Puisque l’Absalom qu’ils avaient oint était mort, les tribus commencèrent à demander pourquoi le roi n’était pas encore ramené.

David envoya Tsadoq et Abiathar parler aux anciens de Juda afin qu’ils ne soient pas les derniers à le rappeler.

Il invoqua leur parenté : vous êtes mes frères, mon os et ma chair.

Il promit aussi à Amasa, parent de sa maison, le commandement permanent de l’armée à la place de Joab.

Le cœur des hommes de Juda fut ainsi incliné comme celui d’un seul homme, et ils invitèrent David à revenir.

Le roi arriva au Jourdain, où Juda vint à sa rencontre pour organiser son passage.

Shiméï, le Benjaminite qui avait maudit David, descendit rapidement vers lui.

Il vint avec mille Benjaminites, Tsiba, ses fils et ses serviteurs.

Au moment de la traversée, Shiméï se jeta devant le roi.

Il supplia David de ne pas lui imputer la faute commise lors de la fuite hors de Jérusalem.

Il reconnut explicitement avoir péché et affirma être venu le premier de la maison de Joseph à la rencontre du roi.

Abishaï demanda encore sa mort parce qu’il avait maudit l’oint du SEIGNEUR.

David refusa toute exécution en ce jour de restauration et traita les fils de Tserouya d’« adversaires », satan au sens d’opposants.

Il jura donc à Shiméï qu’il ne mourrait pas.

Mephibosheth vint lui aussi, portant sur lui les marques d’un long deuil et d’une grande négligence volontaire.

David lui demanda pourquoi il ne l’avait pas accompagné.
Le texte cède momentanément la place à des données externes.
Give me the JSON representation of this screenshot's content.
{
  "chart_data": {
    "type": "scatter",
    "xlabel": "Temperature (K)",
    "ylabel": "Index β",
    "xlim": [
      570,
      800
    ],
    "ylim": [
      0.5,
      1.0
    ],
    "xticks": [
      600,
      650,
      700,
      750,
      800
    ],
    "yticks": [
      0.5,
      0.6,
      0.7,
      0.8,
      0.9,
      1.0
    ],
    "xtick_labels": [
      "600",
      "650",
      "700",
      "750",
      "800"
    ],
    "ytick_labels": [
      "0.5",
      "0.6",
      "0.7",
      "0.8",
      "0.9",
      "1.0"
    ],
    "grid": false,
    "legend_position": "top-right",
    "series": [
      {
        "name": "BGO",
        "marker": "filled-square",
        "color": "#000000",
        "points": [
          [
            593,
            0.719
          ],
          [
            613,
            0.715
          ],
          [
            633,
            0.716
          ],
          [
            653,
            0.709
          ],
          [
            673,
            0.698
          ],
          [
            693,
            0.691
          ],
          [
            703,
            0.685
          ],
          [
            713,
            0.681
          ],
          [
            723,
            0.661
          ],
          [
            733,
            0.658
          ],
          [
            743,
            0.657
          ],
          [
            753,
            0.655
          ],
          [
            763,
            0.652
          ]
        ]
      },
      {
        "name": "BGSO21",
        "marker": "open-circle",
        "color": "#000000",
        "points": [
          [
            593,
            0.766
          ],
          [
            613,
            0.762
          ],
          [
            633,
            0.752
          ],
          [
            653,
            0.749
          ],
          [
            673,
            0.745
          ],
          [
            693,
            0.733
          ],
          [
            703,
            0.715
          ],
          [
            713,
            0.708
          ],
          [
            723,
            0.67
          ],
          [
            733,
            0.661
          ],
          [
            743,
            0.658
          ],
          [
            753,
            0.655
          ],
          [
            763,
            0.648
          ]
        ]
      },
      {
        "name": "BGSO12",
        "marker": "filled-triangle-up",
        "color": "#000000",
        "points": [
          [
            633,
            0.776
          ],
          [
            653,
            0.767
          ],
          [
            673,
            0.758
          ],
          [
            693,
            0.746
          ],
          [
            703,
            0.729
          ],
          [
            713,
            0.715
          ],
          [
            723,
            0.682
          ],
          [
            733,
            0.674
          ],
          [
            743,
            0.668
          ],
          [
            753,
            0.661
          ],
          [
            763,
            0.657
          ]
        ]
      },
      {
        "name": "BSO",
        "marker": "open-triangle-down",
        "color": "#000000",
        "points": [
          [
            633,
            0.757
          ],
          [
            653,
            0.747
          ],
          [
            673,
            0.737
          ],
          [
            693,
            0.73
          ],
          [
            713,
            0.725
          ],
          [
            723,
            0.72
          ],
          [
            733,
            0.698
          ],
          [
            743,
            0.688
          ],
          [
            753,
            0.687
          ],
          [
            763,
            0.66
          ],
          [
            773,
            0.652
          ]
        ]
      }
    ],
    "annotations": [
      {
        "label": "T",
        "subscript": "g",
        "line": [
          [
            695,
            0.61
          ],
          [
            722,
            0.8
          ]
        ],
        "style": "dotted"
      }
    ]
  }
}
Mephibosheth accusa Tsiba de l’avoir trompé et empêché de partir avec le roi ; le narrateur ne tranche pas explicitement entre leurs deux versions.

Il dit que Tsiba l’avait ensuite calomnié et remit son sort au jugement du roi.

Mephibosheth rappela que David lui avait déjà accordé beaucoup plus qu’il n’aurait pu réclamer.

David mit fin au débat en ordonnant le partage des terres entre Mephibosheth et Tsiba, compromis qui laisse le conflit non résolu.

Mephibosheth déclara que Tsiba pouvait même tout prendre, puisque le roi était revenu sain et sauf.

Barzillaï le Galaadite vint aussi accompagner David au passage du Jourdain.

Âgé de quatre-vingts ans, il avait soutenu matériellement le roi pendant son séjour à Mahanaïm.

David l’invita à venir vivre à Jérusalem sous sa protection.

Barzillaï demanda quel sens aurait encore un tel changement de vie à son âge avancé.

Il expliqua que ses sens avaient diminué et qu’il ne voulait pas devenir une charge pour le roi.

Il proposa seulement d’accompagner David un peu au-delà du Jourdain.

Puis il demanda à retourner mourir près du tombeau de ses parents et proposa que Kimham parte à sa place avec le roi.

David accepta et promit d’agir envers Kimham selon le désir de Barzillaï.

Après la traversée, David embrassa et bénit Barzillaï, qui retourna chez lui.

Le roi arriva à Guilgal accompagné de Juda et d’une partie d’Israël.

Les hommes d’Israël reprochèrent alors à Juda d’avoir, selon leur image, « volé » le roi en organisant son retour sans eux.

Juda répondit que le roi lui était plus proche et nia avoir reçu un avantage particulier.

Israël répliqua qu’il avait dix parts dans le roi et davantage de droit sur David ; l’échange se termina par des paroles de Juda plus dures que celles d’Israël.